Thursday, March 2, 2017

Theather: Sexual Perversity in Chicago

Author: David Mamet
Original title: Sexual Perversity in Chicago
Theatrical title: Sexuální perverze v Chicagu
Language: Czech
 
Director: Ondřej Sokol
Genres: Comedy

Time: 120m
Cast: Jaromír Dulava, Ivana Chýlková, Marek Taclík, Lucie Pernetová
Premiere: 18.03.2004
Theater:  Činoherní klub, Prague
 

Summary:
     The award-winning Sexual Perversity in Chicago is about two male office workers, Danny and Bernie of the early 1970's. Danny meets Deborah in a library and soon they are not only lovers but roommates, and their story quickly evolves into a modern romance in all its sticky details.

About the author: 
     David Alan Mamet is an American playwright, essayist, screenwriter, and film director. As a playwright, Mamet has won a Pulitzer Prize and received Tony nominations for Glengarry Glen Ross (1984) and Speed-the-Plow (1988). Mamet first gained acclaim for a trio of off-Broadway plays in 1976, The Duck Variations, Sexual Perversity in Chicago, and American Buffalo. 

About the play: 
      Deborah and Dan are in love and are moving in together.  They spend with their best friend less and less time. They are so taken by their fondness that they pay no attention to Joan and Bernard's idle talks. Joan and Bernard are unpleasantly surprised by this change and wish everything came back to usual. After some time Deb and Dan's life together is shipwrecked due to small quarrels, misunderstandings and offenses. 

My thoughts: 
     This is the second time I saw the play, and again I found it as hilarious as dramatic.
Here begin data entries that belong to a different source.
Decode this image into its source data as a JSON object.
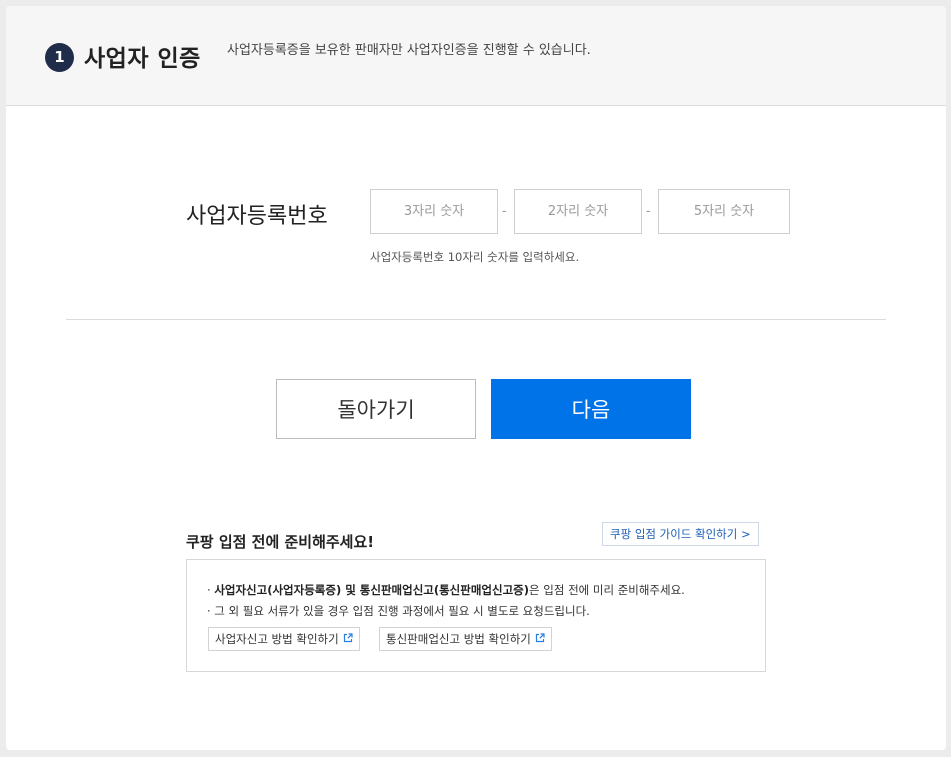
{
  "header": {
    "step_number": "1",
    "title": "사업자 인증",
    "description": "사업자등록증을 보유한 판매자만 사업자인증을 진행할 수 있습니다."
  },
  "brn": {
    "label": "사업자등록번호",
    "field1_placeholder": "3자리 숫자",
    "field2_placeholder": "2자리 숫자",
    "field3_placeholder": "5자리 숫자",
    "separator": "-",
    "help": "사업자등록번호 10자리 숫자를 입력하세요."
  },
  "actions": {
    "back_label": "돌아가기",
    "next_label": "다음"
  },
  "prep": {
    "title": "쿠팡 입점 전에 준비해주세요!",
    "guide_link": "쿠팡 입점 가이드 확인하기 >",
    "bullet1_prefix": "· ",
    "bullet1_bold": "사업자신고(사업자등록증) 및 통신판매업신고(통신판매업신고증)",
    "bullet1_rest": "은 입점 전에 미리 준비해주세요.",
    "bullet2": "· 그 외 필요 서류가 있을 경우 입점 진행 과정에서 필요 시 별도로 요청드립니다.",
    "link1": "사업자신고 방법 확인하기",
    "link2": "통신판매업신고 방법 확인하기"
  },
  "icons": {
    "external_link": "external-link-icon"
  },
  "colors": {
    "primary": "#0073e9",
    "step_badge": "#1f2d4a",
    "link": "#1f5fb5"
  }
}
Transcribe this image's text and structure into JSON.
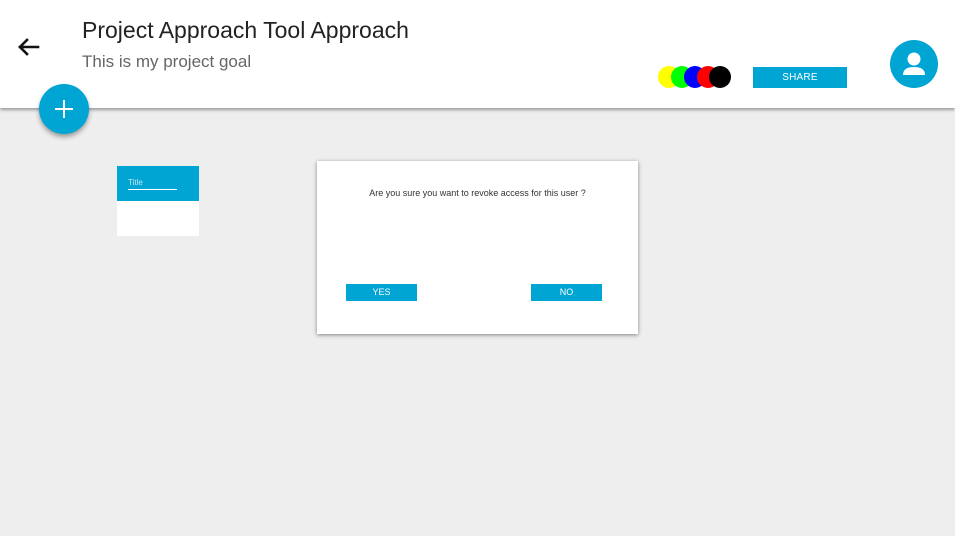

Mostly due to funny dialogues (50% with strong language), actors' performance and absurdity of situations you cannot stop laughing during the play, but among this laughter a drama of young couple comes through. People who are deeply in love are not able to cope with day-to-day life together. I believe this inability is connected with the environment they live in: constant idle talks about sexual achievement and variety build up unachievable expectation, which shadows the real life and real personalities, make them dull and unattractive. On the whole I love the play, even though it leaves a sad note afterwards.